Increasingly, that has meant getting ahead of Medicaid managed care as well as Medicare Advantage penetration, which now exceeds 50% in the state and pays an average 20% less per day than traditional Medicare.

This is the path forward

Peter Longo

Unlike those relatively low capital home and hospice ancillaries, Cantex leaders predicted that operating an I-SNP would be a costly proposition up front. Still, they expected it would give them a way to better both improve care and control revenue related to some patients.

Launching in early COVID proved them more right than they could have known.

“It wasn’t the most successful time for the I-SNP, but it was 100% worth it,” Longo said, noting the plan has since approached the break-even mark. “What we discovered in the process, beyond providing services to our long-stay residents who are members of the plan, those nurse practitioners are really there to provide support to other components of the business.

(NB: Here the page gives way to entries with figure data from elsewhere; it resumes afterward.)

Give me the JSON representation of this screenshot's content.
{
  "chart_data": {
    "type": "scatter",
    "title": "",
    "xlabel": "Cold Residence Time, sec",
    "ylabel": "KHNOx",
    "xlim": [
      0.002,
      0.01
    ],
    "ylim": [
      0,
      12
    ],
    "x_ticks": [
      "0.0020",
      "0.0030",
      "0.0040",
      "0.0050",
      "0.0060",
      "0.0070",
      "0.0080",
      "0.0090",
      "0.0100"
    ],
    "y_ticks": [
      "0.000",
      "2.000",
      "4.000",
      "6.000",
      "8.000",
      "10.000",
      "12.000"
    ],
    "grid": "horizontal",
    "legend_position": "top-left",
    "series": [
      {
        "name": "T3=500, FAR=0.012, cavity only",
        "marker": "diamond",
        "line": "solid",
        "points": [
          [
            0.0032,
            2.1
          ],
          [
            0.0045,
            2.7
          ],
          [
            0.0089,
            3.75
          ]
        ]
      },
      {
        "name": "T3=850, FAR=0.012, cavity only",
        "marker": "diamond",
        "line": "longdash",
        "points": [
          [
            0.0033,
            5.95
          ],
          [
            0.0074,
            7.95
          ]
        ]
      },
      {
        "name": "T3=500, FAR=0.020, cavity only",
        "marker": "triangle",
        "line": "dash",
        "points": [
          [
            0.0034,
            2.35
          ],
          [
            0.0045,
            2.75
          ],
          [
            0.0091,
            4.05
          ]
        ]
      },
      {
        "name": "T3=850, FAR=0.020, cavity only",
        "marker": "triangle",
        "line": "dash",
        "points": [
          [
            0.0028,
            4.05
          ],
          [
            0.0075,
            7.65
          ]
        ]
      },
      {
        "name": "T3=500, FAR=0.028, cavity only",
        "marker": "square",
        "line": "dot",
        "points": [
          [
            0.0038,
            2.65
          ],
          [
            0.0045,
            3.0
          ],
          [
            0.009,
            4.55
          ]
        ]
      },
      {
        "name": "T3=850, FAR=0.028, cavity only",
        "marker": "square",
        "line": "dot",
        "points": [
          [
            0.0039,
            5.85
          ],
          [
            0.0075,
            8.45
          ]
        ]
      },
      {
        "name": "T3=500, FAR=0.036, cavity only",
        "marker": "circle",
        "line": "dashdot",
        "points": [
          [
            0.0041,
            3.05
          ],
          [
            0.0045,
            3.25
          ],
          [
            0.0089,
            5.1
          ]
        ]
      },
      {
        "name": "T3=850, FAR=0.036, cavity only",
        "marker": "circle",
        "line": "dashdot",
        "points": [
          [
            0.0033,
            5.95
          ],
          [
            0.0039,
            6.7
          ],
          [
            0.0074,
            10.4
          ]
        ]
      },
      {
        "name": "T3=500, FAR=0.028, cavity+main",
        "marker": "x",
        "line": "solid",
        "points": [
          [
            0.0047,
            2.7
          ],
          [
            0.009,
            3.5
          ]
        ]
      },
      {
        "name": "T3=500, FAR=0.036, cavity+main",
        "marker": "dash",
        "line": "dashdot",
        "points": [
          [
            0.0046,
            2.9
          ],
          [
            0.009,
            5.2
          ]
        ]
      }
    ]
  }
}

Anything that’s happening in the building that requires a higher-level practitioner, they’re able to do that, and we encourage them to do that. And now, they’re able to bill (for) primary care services.”

He said Cantex also noticed pretty quickly that the added services being offered by nurse practitioners helped support directors of nursing and other clinical leaders during the pandemic and drew the notice of referral partners to help prop up census. 

“This is the path forward to a great opportunity for our entire sector: This is the gateway to becoming a primary care practice or a medical home,” Longo said. “Can we envision a day when all those services are provided by our own practitioners? Could we provide health and wellness services for our employees? … Can we find ways to deliver those same services not only through the routine ways that we provide care historically in skilled nursing facilities but also through physicians, and nurse practitioners and physician assistants in our primary care service that will grow over time?”

He sees the I-SNP as the bridge to a changing, population-health driven skilled nursing operation of the future.

“We see (clinic) practices like Oak Street and ChenMed who are doing very admirable service in terms of extending medical home and primary care out into the community, and I think that skilled nursing providers who have chosen to extend their reach into the ISNP world, there’s a way to follow a similar path, to really become the locus and center of care for the elderly and the chronic-care patients in a community within our own house,” he said.